If your producer wants individual tracks and not groups, export the tracks.
 
Im not sure why OMF is crashing I really cant give you any insight on that to be honest.
But like I said if your producer is going to mix the project for you I wouldn't worry much about OMF.
(I could be wrong but I believe you'll only be missing tempo changes, markers and automation)
 
In my travels, I have found it is best to make sure everything lines up correctly
(bounce all your clips together to create one whole track VS. 20 clips on track 10).
Place a dummy note at 101:00 on your midi tracks so they also line up from project start, this way everything is totally in synch.
Send him a detailed report of tracks (he will love you for it).
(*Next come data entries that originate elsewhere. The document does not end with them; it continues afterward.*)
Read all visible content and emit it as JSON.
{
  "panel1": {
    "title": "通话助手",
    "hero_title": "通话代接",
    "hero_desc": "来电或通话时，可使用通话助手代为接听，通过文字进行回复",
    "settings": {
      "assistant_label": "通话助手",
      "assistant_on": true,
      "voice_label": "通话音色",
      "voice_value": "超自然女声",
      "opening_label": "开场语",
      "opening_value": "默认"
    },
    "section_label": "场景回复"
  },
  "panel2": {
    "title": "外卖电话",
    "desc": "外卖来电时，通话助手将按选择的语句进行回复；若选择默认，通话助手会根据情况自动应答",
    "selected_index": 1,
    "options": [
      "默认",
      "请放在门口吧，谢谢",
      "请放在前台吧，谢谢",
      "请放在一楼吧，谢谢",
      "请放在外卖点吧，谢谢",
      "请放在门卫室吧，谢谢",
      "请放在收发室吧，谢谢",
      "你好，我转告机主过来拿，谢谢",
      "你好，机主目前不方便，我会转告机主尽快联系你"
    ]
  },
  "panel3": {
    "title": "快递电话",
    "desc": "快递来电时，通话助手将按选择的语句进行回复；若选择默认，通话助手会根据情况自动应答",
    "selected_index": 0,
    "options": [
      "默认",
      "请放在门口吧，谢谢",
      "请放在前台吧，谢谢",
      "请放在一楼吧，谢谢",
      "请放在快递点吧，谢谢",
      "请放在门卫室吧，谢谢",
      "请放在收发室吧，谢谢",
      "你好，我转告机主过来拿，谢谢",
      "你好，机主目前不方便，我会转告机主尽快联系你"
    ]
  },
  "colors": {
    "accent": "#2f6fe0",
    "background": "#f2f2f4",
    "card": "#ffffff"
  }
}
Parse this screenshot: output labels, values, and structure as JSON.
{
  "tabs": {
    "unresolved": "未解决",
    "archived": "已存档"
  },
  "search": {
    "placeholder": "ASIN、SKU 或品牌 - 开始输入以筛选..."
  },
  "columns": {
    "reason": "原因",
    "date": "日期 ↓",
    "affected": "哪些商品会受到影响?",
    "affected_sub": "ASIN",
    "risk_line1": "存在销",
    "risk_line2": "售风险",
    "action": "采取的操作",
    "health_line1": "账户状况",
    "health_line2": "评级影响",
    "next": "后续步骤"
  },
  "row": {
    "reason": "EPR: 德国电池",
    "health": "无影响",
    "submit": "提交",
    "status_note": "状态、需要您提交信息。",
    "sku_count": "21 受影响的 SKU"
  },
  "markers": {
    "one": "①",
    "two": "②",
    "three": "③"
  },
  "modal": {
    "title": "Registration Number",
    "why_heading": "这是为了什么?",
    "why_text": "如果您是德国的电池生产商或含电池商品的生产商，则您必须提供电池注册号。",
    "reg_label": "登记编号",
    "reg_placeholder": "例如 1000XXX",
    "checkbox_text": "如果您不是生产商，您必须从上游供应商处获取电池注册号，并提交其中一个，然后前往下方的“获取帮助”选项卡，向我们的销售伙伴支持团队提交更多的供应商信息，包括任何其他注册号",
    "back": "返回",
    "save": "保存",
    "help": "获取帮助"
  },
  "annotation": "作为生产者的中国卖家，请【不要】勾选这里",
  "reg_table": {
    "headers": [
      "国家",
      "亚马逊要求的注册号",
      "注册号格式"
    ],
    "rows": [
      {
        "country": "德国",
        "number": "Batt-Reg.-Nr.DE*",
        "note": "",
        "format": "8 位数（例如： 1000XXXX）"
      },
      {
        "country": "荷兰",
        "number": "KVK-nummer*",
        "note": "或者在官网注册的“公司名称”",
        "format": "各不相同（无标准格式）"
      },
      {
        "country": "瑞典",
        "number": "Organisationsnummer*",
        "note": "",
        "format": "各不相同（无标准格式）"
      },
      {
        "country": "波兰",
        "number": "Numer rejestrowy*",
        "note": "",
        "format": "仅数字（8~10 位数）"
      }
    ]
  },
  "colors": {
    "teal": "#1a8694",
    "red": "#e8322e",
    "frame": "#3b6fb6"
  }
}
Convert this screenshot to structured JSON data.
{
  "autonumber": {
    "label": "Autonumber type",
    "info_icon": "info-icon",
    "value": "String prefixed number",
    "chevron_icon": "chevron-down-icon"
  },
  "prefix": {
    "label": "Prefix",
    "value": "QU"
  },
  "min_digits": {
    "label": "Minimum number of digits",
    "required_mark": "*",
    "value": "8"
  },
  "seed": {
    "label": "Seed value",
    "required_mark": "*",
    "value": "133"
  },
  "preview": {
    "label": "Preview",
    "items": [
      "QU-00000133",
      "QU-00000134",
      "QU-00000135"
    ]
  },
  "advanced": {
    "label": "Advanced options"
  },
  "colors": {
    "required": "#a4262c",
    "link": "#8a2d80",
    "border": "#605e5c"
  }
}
And do as much house cleaning (what I call pre production): Melodyne fixes, Autosnap/synch corrections before you send it. This not only saves your producer from headaches but will also save you a few bucks.
2017/02/26 15:33:55
karma1959
Thanks for the suggestions guys - really appreciate the assistance here.
 
Sanderxpander - FWIW, I removed all take lanes except one (by 'removing silence) and unfortunately, no change - still crashes upon exporting to OMF.
 
Chuck - Thanks for the WAV file export recommendation.  I took a quick look at your doc and it's VERY helpful - thanks! 
 
Would all MIDI tracks need to be bounced down to audio to be included in the WAV export?  I have a single MIDI drum track, so would need to split that out to individual BFD3 outputs per drum, so each drum kid piece had an individual WAV, correct?  Frankly, I was hoping the producer would do that, as I've struggled with it - is there a way for me to export just the existing MIDI track along with the WAVs?
 
Thanks again so much for the help.
Russ
 
2017/02/26 16:08:17
Sheanes
if you want to send only audio tracks to the mix engineer, without any bus/sends things etc....and without doing an export out of Sonar.
you could bounce the clips in the track view (bounce to clips), to include any automation (gain, pan etc), then extend those clips (tracks) to the beginning and end, so all clips/tracks are same length and start at 0.
then bounce the clips again. (and name the clips/tracks if you want).
then if you save the project to a new folder and tick 'copy all audio', in the new 'audio' folder are all your tracks, that you could send to the engineer.
it's not a quick workaround though... and not sure if you get the good render algorithms (izotope Pow)...
2017/02/26 16:47:00
chuckebaby
karma1959
 
Would all MIDI tracks need to be bounced down to audio to be included in the WAV export?  




It all depends on if your Producer owns BFD 3 and the kit preset you have.
Myself, I choose work with the midi tracks (as long as I own the soft synths). but some producer like to work with the audio tracks as well.
 
They are easy enough to bounce down if needed.
I typically do this when backing up projects because you never know when your going to have to send it out to someone who doesn't have those VST-I's.
Or if in 10 years from now the Soft synth is not available anymore
2017/02/26 17:31:41
jpetersen
2017/02/26 17:34:05
jpetersen
...but it should show an error message, not crash.
2017/02/26 22:35:26
mudgel
You can still export your MIDi tracks so they can be brought into PT.
Or render to audio is the best, as there's no guarantee that your producer has the same Instruments you have and the same settings etc. better you render the them.